Discussing his final hole heroics, Locke said: “I was nervous over that chip to be honest. I hit a lovely tee shot, but the wind just never took it and I was fearing the worst when it went over the wall. I wasn’t sure what was over there but thankfully it was just semi-rough, and I was able to get it up and down.”
After a nervous wait, Locke’s third place was confirmed, and the 20-year-old was delighted to have survived final qualifying for the second consecutive year: “It’s absolutely brilliant obviously and to do it twice in a row is pretty cool. I’d been playing some nice stuff coming into it but just not putting it all together into one tournament, so I knew it wasn’t far away and thankfully I picked today to do it.”
On His Return to The Open
Locke now returns to the scene of his famous Silver Medal winning performance as a budding professional looking to lean on the experience he has gained since Carnoustie. “I learnt a lot last year, so I know a bit better what to expect. Obviously, I knew there was going to be big crowds but it’s not until you get there you realise the magnitude of it but I’m more used to playing in front of lots of people now.”

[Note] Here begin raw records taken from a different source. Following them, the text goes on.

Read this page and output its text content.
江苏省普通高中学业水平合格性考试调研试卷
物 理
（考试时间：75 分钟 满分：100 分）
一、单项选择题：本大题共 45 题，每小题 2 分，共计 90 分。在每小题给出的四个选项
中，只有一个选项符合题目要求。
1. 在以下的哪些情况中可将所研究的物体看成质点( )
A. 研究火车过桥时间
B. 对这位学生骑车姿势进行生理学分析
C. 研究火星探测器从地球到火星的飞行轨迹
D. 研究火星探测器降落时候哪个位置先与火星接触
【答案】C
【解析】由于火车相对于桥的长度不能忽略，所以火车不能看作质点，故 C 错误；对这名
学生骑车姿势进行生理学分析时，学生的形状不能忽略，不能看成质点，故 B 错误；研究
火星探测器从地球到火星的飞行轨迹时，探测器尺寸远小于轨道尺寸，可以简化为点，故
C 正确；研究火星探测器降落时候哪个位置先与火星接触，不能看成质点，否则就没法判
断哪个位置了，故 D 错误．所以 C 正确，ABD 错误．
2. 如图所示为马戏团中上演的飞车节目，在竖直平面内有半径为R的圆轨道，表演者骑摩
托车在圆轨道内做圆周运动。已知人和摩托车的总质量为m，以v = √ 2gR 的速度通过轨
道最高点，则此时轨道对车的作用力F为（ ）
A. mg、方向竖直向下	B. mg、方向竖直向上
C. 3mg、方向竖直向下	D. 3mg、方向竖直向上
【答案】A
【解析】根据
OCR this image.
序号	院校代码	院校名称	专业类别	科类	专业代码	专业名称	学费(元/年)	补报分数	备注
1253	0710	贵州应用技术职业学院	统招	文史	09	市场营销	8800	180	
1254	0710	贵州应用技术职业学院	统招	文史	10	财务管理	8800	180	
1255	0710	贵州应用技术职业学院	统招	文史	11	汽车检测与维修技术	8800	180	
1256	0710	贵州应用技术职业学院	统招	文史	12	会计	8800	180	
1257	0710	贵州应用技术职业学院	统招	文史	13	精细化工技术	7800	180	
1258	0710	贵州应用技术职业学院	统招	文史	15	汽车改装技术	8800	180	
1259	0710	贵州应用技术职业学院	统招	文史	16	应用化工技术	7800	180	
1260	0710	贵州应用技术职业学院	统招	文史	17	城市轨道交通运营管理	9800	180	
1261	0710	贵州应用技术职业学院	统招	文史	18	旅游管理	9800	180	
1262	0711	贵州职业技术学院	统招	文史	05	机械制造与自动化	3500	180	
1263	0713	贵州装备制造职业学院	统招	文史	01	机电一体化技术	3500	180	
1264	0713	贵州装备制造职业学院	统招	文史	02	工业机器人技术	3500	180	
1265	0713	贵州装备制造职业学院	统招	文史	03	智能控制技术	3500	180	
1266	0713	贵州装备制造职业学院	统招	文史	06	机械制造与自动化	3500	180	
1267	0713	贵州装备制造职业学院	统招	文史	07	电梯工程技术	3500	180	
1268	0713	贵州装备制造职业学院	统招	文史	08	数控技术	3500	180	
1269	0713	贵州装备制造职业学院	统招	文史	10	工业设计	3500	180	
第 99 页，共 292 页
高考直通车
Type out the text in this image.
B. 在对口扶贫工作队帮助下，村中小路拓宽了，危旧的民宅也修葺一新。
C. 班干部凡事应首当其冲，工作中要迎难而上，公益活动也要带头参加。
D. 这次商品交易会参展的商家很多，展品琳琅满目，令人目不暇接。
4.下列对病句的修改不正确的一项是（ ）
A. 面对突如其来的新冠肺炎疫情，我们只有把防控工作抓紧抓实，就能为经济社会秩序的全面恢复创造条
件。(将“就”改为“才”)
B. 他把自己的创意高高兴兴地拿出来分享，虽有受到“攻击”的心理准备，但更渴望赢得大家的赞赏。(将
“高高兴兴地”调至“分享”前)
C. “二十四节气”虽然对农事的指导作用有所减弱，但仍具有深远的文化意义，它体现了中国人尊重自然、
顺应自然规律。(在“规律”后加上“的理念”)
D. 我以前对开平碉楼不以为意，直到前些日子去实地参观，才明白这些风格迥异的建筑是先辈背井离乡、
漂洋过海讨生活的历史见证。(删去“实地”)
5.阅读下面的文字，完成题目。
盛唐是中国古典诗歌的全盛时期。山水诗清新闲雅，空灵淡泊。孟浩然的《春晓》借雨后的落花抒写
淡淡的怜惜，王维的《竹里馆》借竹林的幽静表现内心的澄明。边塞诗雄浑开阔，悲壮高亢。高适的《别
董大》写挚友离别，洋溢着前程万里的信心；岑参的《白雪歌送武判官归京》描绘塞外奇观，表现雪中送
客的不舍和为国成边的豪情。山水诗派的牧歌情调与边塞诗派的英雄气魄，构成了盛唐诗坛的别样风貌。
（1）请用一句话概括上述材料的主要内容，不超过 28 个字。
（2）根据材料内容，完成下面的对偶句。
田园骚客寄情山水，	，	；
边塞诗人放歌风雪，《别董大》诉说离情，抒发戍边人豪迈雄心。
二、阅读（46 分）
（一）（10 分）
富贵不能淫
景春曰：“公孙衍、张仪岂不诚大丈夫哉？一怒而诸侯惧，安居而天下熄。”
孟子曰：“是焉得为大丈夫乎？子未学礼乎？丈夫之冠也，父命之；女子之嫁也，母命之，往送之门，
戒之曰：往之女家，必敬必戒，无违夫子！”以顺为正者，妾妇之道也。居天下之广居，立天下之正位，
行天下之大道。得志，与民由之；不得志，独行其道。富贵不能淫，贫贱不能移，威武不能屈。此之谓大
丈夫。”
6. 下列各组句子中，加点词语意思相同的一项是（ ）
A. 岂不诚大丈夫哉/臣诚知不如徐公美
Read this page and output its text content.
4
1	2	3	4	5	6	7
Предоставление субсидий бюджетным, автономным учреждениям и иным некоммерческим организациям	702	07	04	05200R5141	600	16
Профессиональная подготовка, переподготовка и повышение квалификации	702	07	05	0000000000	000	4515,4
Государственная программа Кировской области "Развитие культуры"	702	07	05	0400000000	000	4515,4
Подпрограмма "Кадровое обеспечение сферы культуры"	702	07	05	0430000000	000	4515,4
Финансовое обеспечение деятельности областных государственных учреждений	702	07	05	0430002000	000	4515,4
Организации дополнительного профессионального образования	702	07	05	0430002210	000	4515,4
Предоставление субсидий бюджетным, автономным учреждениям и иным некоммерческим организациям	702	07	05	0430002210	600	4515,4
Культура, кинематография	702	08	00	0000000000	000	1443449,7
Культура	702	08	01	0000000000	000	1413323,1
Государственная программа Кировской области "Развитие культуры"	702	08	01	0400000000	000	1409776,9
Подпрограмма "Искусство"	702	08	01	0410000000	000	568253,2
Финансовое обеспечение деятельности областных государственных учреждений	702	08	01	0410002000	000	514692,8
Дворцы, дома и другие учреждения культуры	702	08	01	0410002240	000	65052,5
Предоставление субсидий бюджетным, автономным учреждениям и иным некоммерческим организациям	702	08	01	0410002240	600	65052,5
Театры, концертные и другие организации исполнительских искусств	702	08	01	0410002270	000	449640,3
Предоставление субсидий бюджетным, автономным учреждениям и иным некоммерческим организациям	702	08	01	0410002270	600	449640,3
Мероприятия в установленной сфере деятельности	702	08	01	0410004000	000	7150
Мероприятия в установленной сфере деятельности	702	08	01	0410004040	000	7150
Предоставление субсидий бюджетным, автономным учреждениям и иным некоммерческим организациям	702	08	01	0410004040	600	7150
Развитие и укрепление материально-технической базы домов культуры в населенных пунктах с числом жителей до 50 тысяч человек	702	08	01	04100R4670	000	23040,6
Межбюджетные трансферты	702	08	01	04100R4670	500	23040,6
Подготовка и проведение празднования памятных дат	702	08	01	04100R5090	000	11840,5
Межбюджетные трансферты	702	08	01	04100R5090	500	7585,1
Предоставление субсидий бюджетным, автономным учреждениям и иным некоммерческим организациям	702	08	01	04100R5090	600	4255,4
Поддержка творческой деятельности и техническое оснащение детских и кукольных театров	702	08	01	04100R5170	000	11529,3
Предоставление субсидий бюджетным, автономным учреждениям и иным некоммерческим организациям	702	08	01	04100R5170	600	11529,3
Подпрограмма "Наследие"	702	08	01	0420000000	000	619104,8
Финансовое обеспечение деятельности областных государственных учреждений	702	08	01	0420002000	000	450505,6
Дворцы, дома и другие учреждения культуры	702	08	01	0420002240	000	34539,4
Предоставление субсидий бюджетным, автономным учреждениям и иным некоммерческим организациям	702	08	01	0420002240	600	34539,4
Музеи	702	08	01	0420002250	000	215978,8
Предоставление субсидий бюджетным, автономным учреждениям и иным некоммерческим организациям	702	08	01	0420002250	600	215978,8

For the first time since 1951, Royal Portrush is set to host The Open which will see 156 of the best players in world descend upon Northern Ireland as they test themselves against the unique challenges of links golf. For Locke, having never played the course, he admits he “can’t wait” to get going and is confident he can produce another memorable performance.
“Qualifying last year as an amateur and making the cut in my first major was amazing so I don’t see why I can’t do that again and push on for a better finish. I definitely feel like I’ve become a better player so I’m hoping to go and have a good week.”